Tisci not only crafted Kardashian’s custom long-sleeved lace-paneled wedding dress, but he also made West’s tuxedo and baby North’s coordinating ensemble. Google searches for Givenchy doubled promptly after the nuptials.
While the label’s parent company, LVMH (which also owns Dior, Louis Vuitton, and Marc Jacobs), doesn’t break out the performance of individual brands in its portfolio, it noted that Givenchy “experienced accelerated growth” in its 2014 end-of-year sales report.
Anyone who’s downloaded Kimoji or ordered a KKW Beauty contour kit can attest: Kim Kardashian is very, very good at selling stuff. But her longtime alliance with Tisci goes deeper than business or optics.
One could say that at one point, Tisci was on the sidelines of fashion himself, much as Kardashian was when they first met. When he joined Givenchy in 2005, the brand was flailing; a trio of talented designers (John Galliano, Alexander McQueen, and Julien Macdonald) had all briefly tried to turn the label around, to no avail. Tisci, with his preoccupation with Gothic motifs and love of streetwear, seemed an odd choice to lead a house long associated with Audrey Hepburn and French elegance. It took several seasons for critics to warm up to his aesthetic, but Tisci quickly found success where it mattered—in stores (where shoppers snatched up his leather Nightingale satchels and Rottweiler-printed sweatshirts) and on the red carpet.

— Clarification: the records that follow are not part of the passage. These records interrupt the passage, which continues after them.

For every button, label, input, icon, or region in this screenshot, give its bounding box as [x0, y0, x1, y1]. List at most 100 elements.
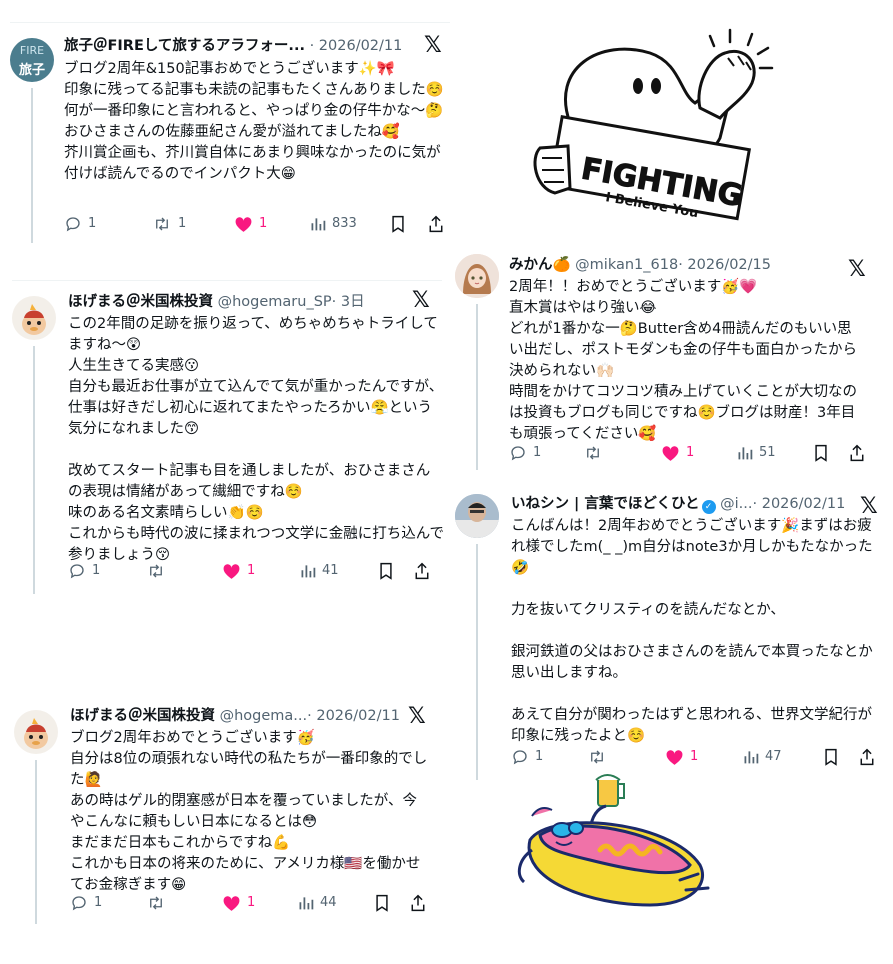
fighting-sticker: FIGHTING I Believe You — [533, 28, 774, 221]
tweet-text: ブログ2周年おめでとうございます🥳 自分は8位の頑張れない時代の私たちが一番印象… — [70, 730, 428, 893]
reply-count: 1 — [88, 216, 97, 231]
tweet-card[interactable]: ほげまる＠米国株投資 @hogema...· 2026/02/11 𝕏 ブログ2… — [14, 702, 444, 924]
author-name[interactable]: ほげまる＠米国株投資 — [68, 294, 213, 310]
like-count: 1 — [259, 216, 268, 231]
x-logo-icon: 𝕏 — [860, 494, 878, 519]
views-count: 41 — [322, 563, 339, 578]
retweet-button[interactable] — [587, 748, 613, 766]
author-name[interactable]: みかん🍊 — [509, 257, 571, 273]
bookmark-button[interactable] — [813, 444, 829, 462]
heart-icon — [662, 446, 679, 461]
author-name[interactable]: ほげまる＠米国株投資 — [70, 708, 215, 724]
reply-icon — [72, 896, 86, 911]
tweet-date[interactable]: · 2026/02/11 — [307, 708, 400, 724]
like-button[interactable]: 1 — [661, 444, 694, 462]
like-count: 1 — [247, 563, 256, 578]
views-button[interactable]: 833 — [310, 215, 357, 233]
reply-button[interactable]: 1 — [68, 562, 100, 580]
tweet-actions: 1 1 51 — [509, 444, 869, 466]
retweet-button[interactable] — [146, 562, 172, 580]
author-handle[interactable]: @mikan1_618 — [575, 257, 678, 273]
avatar[interactable] — [455, 254, 499, 298]
tweet-date[interactable]: · 2026/02/11 — [310, 38, 403, 54]
like-button[interactable]: 1 — [665, 748, 698, 766]
views-icon — [301, 565, 316, 578]
views-button[interactable]: 41 — [300, 562, 339, 580]
reply-button[interactable]: 1 — [70, 894, 102, 912]
retweet-button[interactable] — [146, 894, 172, 912]
like-button[interactable]: 1 — [234, 215, 267, 233]
like-button[interactable]: 1 — [222, 562, 255, 580]
like-count: 1 — [686, 445, 695, 460]
tweet-date[interactable]: · 3日 — [332, 294, 365, 310]
reply-button[interactable]: 1 — [509, 444, 541, 462]
author-handle[interactable]: @i... — [720, 496, 752, 512]
views-button[interactable]: 44 — [298, 894, 337, 912]
bookmark-button[interactable] — [378, 562, 394, 580]
reply-button[interactable]: 1 — [64, 215, 96, 233]
tweet-text: こんばんは！2周年おめでとうございます🎉まずはお疲れ様でしたm(_ _)m自分は… — [511, 518, 873, 744]
tweet-text: ブログ2周年&150記事おめでとうございます✨🎀 印象に残ってる記事も未読の記事… — [64, 61, 444, 182]
author-name[interactable]: いねシン | 言葉でほどくひと — [511, 496, 700, 512]
author-name[interactable]: 旅子＠FIREして旅するアラフォー... — [64, 38, 305, 54]
like-count: 1 — [690, 749, 699, 764]
bookmark-button[interactable] — [374, 894, 390, 912]
share-icon — [415, 562, 429, 580]
views-count: 47 — [765, 749, 782, 764]
share-button[interactable] — [859, 748, 875, 766]
views-count: 51 — [759, 445, 776, 460]
retweet-icon — [587, 446, 599, 460]
views-icon — [738, 447, 753, 460]
reply-count: 1 — [533, 445, 542, 460]
retweet-button[interactable] — [583, 444, 609, 462]
thread-line — [31, 88, 33, 243]
retweet-count: 1 — [178, 216, 187, 231]
views-icon — [744, 751, 759, 764]
divider — [12, 280, 442, 281]
retweet-button[interactable]: 1 — [152, 215, 186, 233]
tweet-card[interactable]: FIRE 旅子 旅子＠FIREして旅するアラフォー... · 2026/02/1… — [10, 22, 450, 243]
avatar[interactable] — [14, 710, 58, 754]
heart-icon — [223, 896, 240, 911]
avatar-character-icon — [24, 718, 48, 749]
share-button[interactable] — [410, 894, 426, 912]
heart-icon — [666, 750, 683, 765]
share-button[interactable] — [428, 215, 444, 233]
tweet-header: みかん🍊 @mikan1_618· 2026/02/15 — [509, 255, 771, 275]
avatar-label: FIRE — [19, 44, 45, 57]
views-button[interactable]: 47 — [743, 748, 782, 766]
views-button[interactable]: 51 — [737, 444, 776, 462]
share-button[interactable] — [414, 562, 430, 580]
author-handle[interactable]: @hogemaru_SP — [218, 294, 332, 310]
share-button[interactable] — [849, 444, 865, 462]
like-button[interactable]: 1 — [222, 894, 255, 912]
views-count: 833 — [332, 216, 357, 231]
tweet-text: この2年間の足跡を振り返って、めちゃめちゃトライしてますね〜😲 人生生きてる実感… — [68, 316, 444, 563]
bookmark-button[interactable] — [823, 748, 839, 766]
bookmark-icon — [815, 444, 827, 462]
tweet-header: 旅子＠FIREして旅するアラフォー... · 2026/02/11 — [64, 36, 402, 56]
share-icon — [429, 215, 443, 233]
reply-button[interactable]: 1 — [511, 748, 543, 766]
tweet-card[interactable]: いねシン | 言葉でほどくひと ✓ @i...· 2026/02/11 𝕏 こんば… — [455, 490, 885, 780]
thread-line — [476, 304, 478, 470]
avatar-girl-icon — [455, 254, 499, 298]
tweet-actions: 1 1 41 — [68, 562, 440, 584]
author-handle[interactable]: @hogema... — [220, 708, 308, 724]
x-logo-icon: 𝕏 — [424, 33, 442, 58]
reply-count: 1 — [94, 895, 103, 910]
avatar[interactable]: FIRE 旅子 — [10, 38, 54, 82]
tweet-card[interactable]: ほげまる＠米国株投資 @hogemaru_SP· 3日 𝕏 この2年間の足跡を振… — [12, 280, 444, 594]
like-count: 1 — [247, 895, 256, 910]
thread-line — [476, 544, 478, 780]
tweet-date[interactable]: · 2026/02/15 — [678, 257, 771, 273]
tweet-header: ほげまる＠米国株投資 @hogemaru_SP· 3日 — [68, 292, 365, 312]
avatar[interactable] — [455, 494, 499, 538]
tweet-card[interactable]: みかん🍊 @mikan1_618· 2026/02/15 𝕏 2周年！！おめでと… — [455, 252, 885, 470]
tweet-actions: 1 1 1 833 — [64, 215, 448, 237]
retweet-icon — [150, 896, 162, 910]
tweet-date[interactable]: · 2026/02/11 — [753, 496, 846, 512]
avatar[interactable] — [12, 296, 56, 340]
bookmark-button[interactable] — [390, 215, 406, 233]
bookmark-icon — [392, 215, 404, 233]
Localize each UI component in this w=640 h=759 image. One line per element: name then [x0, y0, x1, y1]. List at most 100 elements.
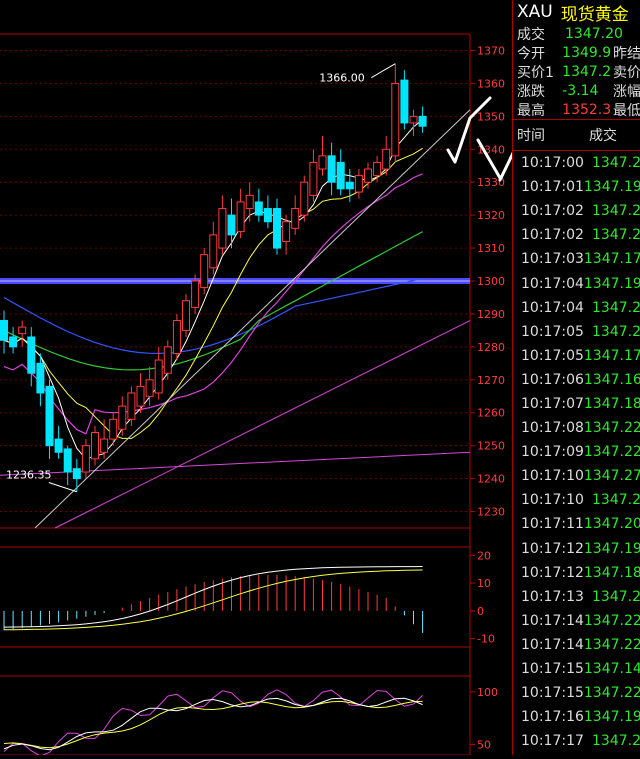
- quote-value: 1349.9: [562, 44, 612, 61]
- tick-row: 10:17:14 1347.22: [513, 633, 640, 657]
- candle-body: [373, 161, 382, 177]
- tick-time: 10:17:03: [521, 251, 584, 268]
- tick-time: 10:17:01: [521, 179, 584, 196]
- low-annotation-leader: [48, 482, 77, 493]
- tick-price: 1347.19: [583, 709, 640, 726]
- price-tick-label: 1290: [477, 308, 505, 321]
- tick-row: 10:17:02 1347.2: [513, 223, 640, 247]
- tick-time: 10:17:02: [521, 227, 584, 244]
- tick-price: 1347.17: [583, 251, 640, 268]
- price-tick-label: 1280: [477, 341, 505, 354]
- candle-body: [118, 405, 127, 430]
- tick-price: 1347.22: [583, 420, 640, 437]
- tick-price: 1347.18: [583, 395, 640, 412]
- tick-price: 1347.22: [583, 612, 640, 629]
- candle-body: [54, 438, 63, 453]
- tick-list[interactable]: 10:17:00 1347.2 10:17:01 1347.19 10:17:02 134…: [513, 151, 640, 753]
- candle-body: [254, 201, 263, 216]
- quote-panel: XAU 现货黄金 成交 1347.20 今开 1349.9 昨结 买价1 1347.2 卖价涨…: [512, 0, 640, 755]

It remains to be seen how Tisci will shake things up at Burberry, a heritage brand best known for its trench coats and preppy checks. Once again his signature aesthetic seems at odds with the well-established house he enters—but by now the fashion world knows better than to underestimate Tisci’s talent. And while Burberry counts plenty of It Brits as fans (Cara Delevingne, Sienna Miller, Alexa Chung), it’ll be fascinating to see how Tisci riffs off the house’s DNA to make clothes that aren’t just stylish, but sexy. Embellished lace trenches, perhaps? Or sheer plaid slipdresses?
No matter what, expect Kardashian and West to be seated front row center when Tisci reveals his first Burberry collection in September, and for Tisci to continue dressing his longtime muse. After all, as he told The Hollywood Reporter, “I don’t use stars to sell clothes—I dress my friends.”
And in fashion, to quote Kanye West, how many of us are real friends?